In the previous part (see cert-site-start) I've realized that rendering with SVGs was not the best idea and I should've used typst. In this part, I'm adding typst.

typst.ts is a project that allows running the compiler in JS without building my own Rust part. It feels like half of its documentation is in the typescript definition files though. I need a function to add an image so that I can then include it in the typst document. The only method I've found that could do it is addSource, though I was looking for something like addFile, not addSource. IIRC source files are represented as text?

It's 2 days later and I haven't figured out how to read additional sources, nor did I find any docs on it. Maybe they do exist, but I couldn't find them. Anyway, I'll make my own simple wrapper on top of typst. I'm going to base my thing off the typst-as-lib crate because it should have a minimal World. I'm going to call the new repo typ-js.

It's been half a week, I've returned to this project and it no longer works. Turns out, I should be running wasm-pack with --target set to web or no-modules.

The next challange is adding the font. Typst (as far as I can tell) doesn't allow importing fonts from files, all fonts should be added to the World. What I want to do is tell the compiler that I have all the fonts from fontsource and then download them on-demand. To do that, I'll ask their API for the list of all fonts and then load them from the CDN via the reqwest crate.

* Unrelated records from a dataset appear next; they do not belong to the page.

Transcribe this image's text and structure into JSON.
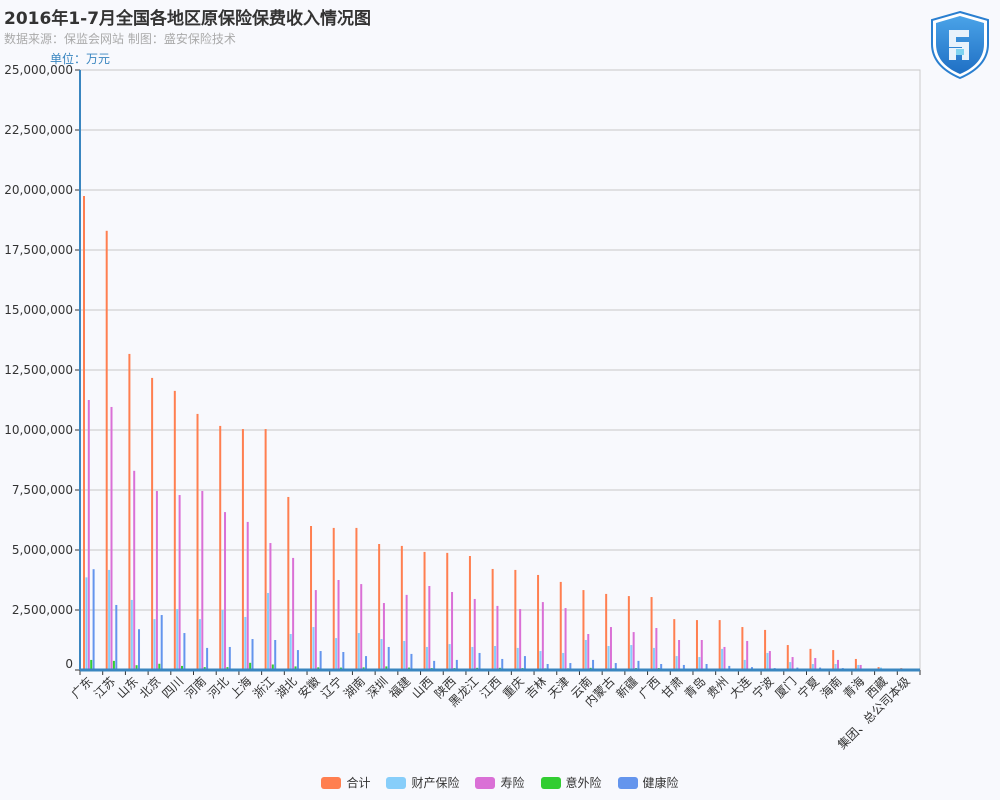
{
  "header": {
    "title": "2016年1-7月全国各地区原保险保费收入情况图",
    "subtitle": "数据来源：保监会网站   制图：盛安保险技术",
    "unit": "单位：万元"
  },
  "logo": {
    "text": "S",
    "colors": [
      "#1f6fc4",
      "#4aa3e8"
    ]
  },
  "chart_data": {
    "type": "bar",
    "title": "2016年1-7月全国各地区原保险保费收入情况图",
    "ylabel": "单位：万元",
    "ylim": [
      0,
      25000000
    ],
    "yticks": [
      0,
      2500000,
      5000000,
      7500000,
      10000000,
      12500000,
      15000000,
      17500000,
      20000000,
      22500000,
      25000000
    ],
    "ytick_labels": [
      "0",
      "2,500,000",
      "5,000,000",
      "7,500,000",
      "10,000,000",
      "12,500,000",
      "15,000,000",
      "17,500,000",
      "20,000,000",
      "22,500,000",
      "25,000,000"
    ],
    "grid": true,
    "legend_position": "bottom",
    "categories": [
      "广东",
      "江苏",
      "山东",
      "北京",
      "四川",
      "河南",
      "河北",
      "上海",
      "浙江",
      "湖北",
      "安徽",
      "辽宁",
      "湖南",
      "深圳",
      "福建",
      "山西",
      "陕西",
      "黑龙江",
      "江西",
      "重庆",
      "吉林",
      "天津",
      "云南",
      "内蒙古",
      "新疆",
      "广西",
      "甘肃",
      "青岛",
      "贵州",
      "大连",
      "宁波",
      "厦门",
      "宁夏",
      "海南",
      "青海",
      "西藏",
      "集团、总公司本级"
    ],
    "series": [
      {
        "name": "合计",
        "color": "#ff7f50",
        "values": [
          19750000,
          18300000,
          13170000,
          12170000,
          11630000,
          10670000,
          10170000,
          10040000,
          10040000,
          7210000,
          6000000,
          5920000,
          5920000,
          5250000,
          5170000,
          4920000,
          4880000,
          4750000,
          4210000,
          4170000,
          3960000,
          3670000,
          3330000,
          3170000,
          3080000,
          3040000,
          2120000,
          2080000,
          2080000,
          1790000,
          1670000,
          1040000,
          880000,
          830000,
          460000,
          120000,
          80000
        ]
      },
      {
        "name": "财产保险",
        "color": "#87cefa",
        "values": [
          3860000,
          4170000,
          2920000,
          2120000,
          2540000,
          2120000,
          2500000,
          2210000,
          3210000,
          1500000,
          1790000,
          1330000,
          1540000,
          1290000,
          1210000,
          960000,
          1080000,
          960000,
          1000000,
          920000,
          790000,
          710000,
          1250000,
          1000000,
          1040000,
          920000,
          580000,
          540000,
          880000,
          420000,
          710000,
          330000,
          250000,
          250000,
          210000,
          100000,
          60000
        ]
      },
      {
        "name": "寿险",
        "color": "#da70d6",
        "values": [
          11250000,
          10960000,
          8300000,
          7460000,
          7290000,
          7460000,
          6580000,
          6170000,
          5290000,
          4670000,
          3330000,
          3750000,
          3580000,
          2790000,
          3130000,
          3500000,
          3250000,
          2960000,
          2670000,
          2540000,
          2830000,
          2580000,
          1500000,
          1790000,
          1580000,
          1750000,
          1250000,
          1250000,
          960000,
          1210000,
          790000,
          540000,
          500000,
          420000,
          210000,
          20000,
          0
        ]
      },
      {
        "name": "意外险",
        "color": "#32cd32",
        "values": [
          420000,
          380000,
          200000,
          260000,
          170000,
          120000,
          120000,
          300000,
          230000,
          150000,
          110000,
          100000,
          110000,
          150000,
          100000,
          80000,
          80000,
          90000,
          90000,
          80000,
          70000,
          70000,
          90000,
          70000,
          80000,
          80000,
          50000,
          50000,
          60000,
          40000,
          40000,
          30000,
          30000,
          30000,
          20000,
          10000,
          20000
        ]
      },
      {
        "name": "健康险",
        "color": "#6495ed",
        "values": [
          4200000,
          2710000,
          1700000,
          2290000,
          1540000,
          920000,
          960000,
          1290000,
          1250000,
          830000,
          790000,
          750000,
          580000,
          960000,
          670000,
          380000,
          420000,
          710000,
          460000,
          580000,
          250000,
          290000,
          420000,
          290000,
          380000,
          250000,
          210000,
          250000,
          170000,
          120000,
          80000,
          100000,
          100000,
          80000,
          50000,
          10000,
          10000
        ]
      }
    ]
  }
}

I was going to use reqwest instead of direct fetch calls because it's already type-safe, or so I thought. It requires an async executer, which I couldn't figure out how to put there. Okay, the dynamic loading of fonts is in itself a large-ish project which I don't have the time for right now. I'll settle on embedding JetBrains Mono into the library for now.

Sending emails

The most popular library for connecting to external mail servers from the client seems to be smtp.js. It is dead now. The next option is nodemailer which is actually on GitHub, so it's less likely to die. But that library relies on the net module instead of the a browser api, so it's a no-go too.

After an hour of looking for a solution I've found none and I'm beginning to unredstand why. SMTP is not HTTP. SMTP is not WebSocket. SMTP is a protocol that browsers don't support natively, which means that what smtp.js was doing is it was sending requests through their server. This also means that if I want to send e-mails from the client I have to have a server or a desktop agent.

Sidenote: LLMs are useless for research. I've already read through everything it was giving me and more on my own, and convincing it that smtp.js was actually down took 2 attempts.

2 months later: what happened?

Since I only had 2-hours to finish the email part, I've dropped my own server, see setting-up-api for more on that. mk-api was created with a different purpose (initially, at least).